Wednesday, February 22, 2017

There is No Good Card for This

You have been there--on the giving end or the receiving end…

It's either "What should I say..?"

OR

"I can't believe they said that!"


Kelsey Crowe wrote a book to capture those moments and to help the rest of us not put foot in mouth…
no platitudes, alternatives to lasagna, and ways to be supportive with out reaching for bizarre mixed metaphors and saccharine sayings.

Here's the link t the interview on NPR last week. When you hear this you'll want her book, and you'll want to start making your own honest greeting cards.

Take a listen:
http://www.npr.org/2017/02/13/514164179/there-is-no-good-card-for-this-what-to-say-when-condolences-isnt-enough

The book is called: There's No Good Card for This.

Saturday, February 11, 2017

Rails to Recovery

One of the big and unexpected expenses that comes with cancer is transportation. Whether is is the extra gas money for driving to chemo three times a week, or needing to take taxis because the bus just won't work when you feel so ill, or having to travel to a different city for treatment or consultation. That money adds up. 

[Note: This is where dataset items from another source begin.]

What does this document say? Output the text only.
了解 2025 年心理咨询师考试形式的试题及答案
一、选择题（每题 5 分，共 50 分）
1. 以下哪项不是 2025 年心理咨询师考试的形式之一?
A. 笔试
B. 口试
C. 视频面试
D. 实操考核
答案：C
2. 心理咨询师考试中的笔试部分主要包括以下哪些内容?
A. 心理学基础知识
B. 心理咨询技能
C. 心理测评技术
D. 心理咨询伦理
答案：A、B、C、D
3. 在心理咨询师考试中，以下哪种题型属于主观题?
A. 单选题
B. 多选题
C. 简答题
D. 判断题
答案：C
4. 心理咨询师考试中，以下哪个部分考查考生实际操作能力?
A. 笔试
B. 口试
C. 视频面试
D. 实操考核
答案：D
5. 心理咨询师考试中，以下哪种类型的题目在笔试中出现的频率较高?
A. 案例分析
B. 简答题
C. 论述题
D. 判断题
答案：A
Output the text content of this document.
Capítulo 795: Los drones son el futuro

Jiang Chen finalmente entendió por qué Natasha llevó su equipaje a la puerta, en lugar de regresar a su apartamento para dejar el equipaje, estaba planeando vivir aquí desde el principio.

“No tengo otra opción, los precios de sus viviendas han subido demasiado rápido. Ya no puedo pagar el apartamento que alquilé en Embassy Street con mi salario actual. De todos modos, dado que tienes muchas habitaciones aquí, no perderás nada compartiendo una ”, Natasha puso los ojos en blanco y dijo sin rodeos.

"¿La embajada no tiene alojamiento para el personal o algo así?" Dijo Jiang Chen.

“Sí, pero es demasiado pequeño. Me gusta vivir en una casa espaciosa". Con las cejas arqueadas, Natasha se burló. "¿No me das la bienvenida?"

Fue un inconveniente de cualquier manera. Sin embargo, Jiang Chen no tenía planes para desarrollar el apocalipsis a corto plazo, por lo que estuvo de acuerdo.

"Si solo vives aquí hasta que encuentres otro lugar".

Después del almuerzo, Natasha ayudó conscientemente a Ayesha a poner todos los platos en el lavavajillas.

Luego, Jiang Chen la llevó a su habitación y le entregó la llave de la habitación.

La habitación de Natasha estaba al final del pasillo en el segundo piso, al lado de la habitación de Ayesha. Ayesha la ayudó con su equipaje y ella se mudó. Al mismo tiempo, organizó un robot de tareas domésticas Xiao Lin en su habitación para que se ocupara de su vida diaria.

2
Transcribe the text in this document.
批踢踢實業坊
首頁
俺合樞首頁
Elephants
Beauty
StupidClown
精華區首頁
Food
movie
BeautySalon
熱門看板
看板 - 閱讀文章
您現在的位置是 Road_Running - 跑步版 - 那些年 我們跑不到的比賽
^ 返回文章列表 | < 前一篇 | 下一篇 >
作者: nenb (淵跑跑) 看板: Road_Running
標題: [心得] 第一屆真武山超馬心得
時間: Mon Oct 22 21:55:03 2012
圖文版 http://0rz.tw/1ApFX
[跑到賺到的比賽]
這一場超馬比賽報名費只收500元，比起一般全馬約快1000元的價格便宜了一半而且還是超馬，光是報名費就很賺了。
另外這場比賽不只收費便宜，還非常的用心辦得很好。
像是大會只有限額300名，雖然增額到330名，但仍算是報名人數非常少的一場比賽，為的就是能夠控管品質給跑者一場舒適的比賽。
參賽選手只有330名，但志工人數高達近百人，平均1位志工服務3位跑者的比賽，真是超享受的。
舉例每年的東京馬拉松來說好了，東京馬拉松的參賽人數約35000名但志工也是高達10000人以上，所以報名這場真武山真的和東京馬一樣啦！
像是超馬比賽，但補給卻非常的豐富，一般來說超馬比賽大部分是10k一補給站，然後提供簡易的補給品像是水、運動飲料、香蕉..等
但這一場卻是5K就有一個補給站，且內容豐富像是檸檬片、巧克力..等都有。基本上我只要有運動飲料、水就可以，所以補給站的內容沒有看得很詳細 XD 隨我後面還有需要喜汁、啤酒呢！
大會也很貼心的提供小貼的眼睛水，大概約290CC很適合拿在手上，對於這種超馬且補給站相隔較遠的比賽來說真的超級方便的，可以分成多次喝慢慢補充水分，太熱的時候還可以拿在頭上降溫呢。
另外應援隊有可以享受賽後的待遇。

And folks who are offering you lasagna or babysitting typically don't offer  train fare.

But I've just learned that Amtrak does!

Amtrak's Empire Service partners with Voices of Hope (a collaboration of cancer service agencies) offers discounted rates and free companion fares for cancer patients and caregivers traveling within New York State. This means you can use this fare to get downstate to Mount Sinai or Sloan Kettering in NYC, or come Upstate to St. Peter's or Albany Medical Center or NYOH. 

You can get the specific details at Rails to Recovery on the main Amtrak site or click on the link below for Voices of the Capital Region. The staff navigator at your cancer treatment center should also have this info--and if not please share so that otters can learn too.

Here's the link:
http://www.voicesofthecapitalregion.org/rails-to-recovery

Thursday, February 2, 2017

But I Was Only Trying to Be Helpful

Oh, you know this feeling: You were only trying to be helpful, or to be kind, or to brighten her day. But it turns out that you were unkind, insensitive or even hurtful. How does that happen?

When talking to someone who has cancer, or the caregiver of someone with cancer, it’s not always easy to say the right thing. They have cancer but you can all too easily have foot-in-mouth disease.

The short answer to this dilemma is: Listen more. Talk less. Or, ask before you talk. That one translates as, “May I ask about how you are doing?” or “May I ask about your treatment?” or even, “Do you want to talk about your health—or would you rather hear the gossip from work?”

There is no perfect advice nor a perfect thing to say when you hear that someone has
cancer. If you have met one person with cancer, you met one person with cancer. Some folks will want to talk and talk about details and medical info. Some folks want to talk only to their doc, or partner, or support group. And no, you don’t get to nominate yourself to be part of the support group: it’s by invitation only.

But I know, I know, I know how deeply tempting it is, especially if you have cancer or you are a caregiver. And you often do have great advice and perspective. You just don’t get to slosh it all over someone with out asking permission. I stumble into this all the time. I mean, here I am blogging about couples and cancer: I read the research, I interview experts, I know some stuff-- so I’m always tempted. But I try to keep it here on the blog—mostly.

Also be careful with optimism. It’s great that your personality tips that way but saying, “Everything’s going to be great” may not be true, and now your friend knows they can’t confide in you or they know that, as Jack Nicolson said in the movie A Few Good Men, “You can’t handle the truth.”

Let the person with cancer lead the conversation. Offer news and updates on your life and the things that your common field of interest suggests. Take your lead on their language about cancer as well: If they are battling cancer or in a war with cancer you can use military lingo, but if they are not using militaristic metaphors, lay off—even if that is what you got you through your chemo. 

All of this requires powerful listening skills, and caring. So have a little talk with yourself before you talk to your friend.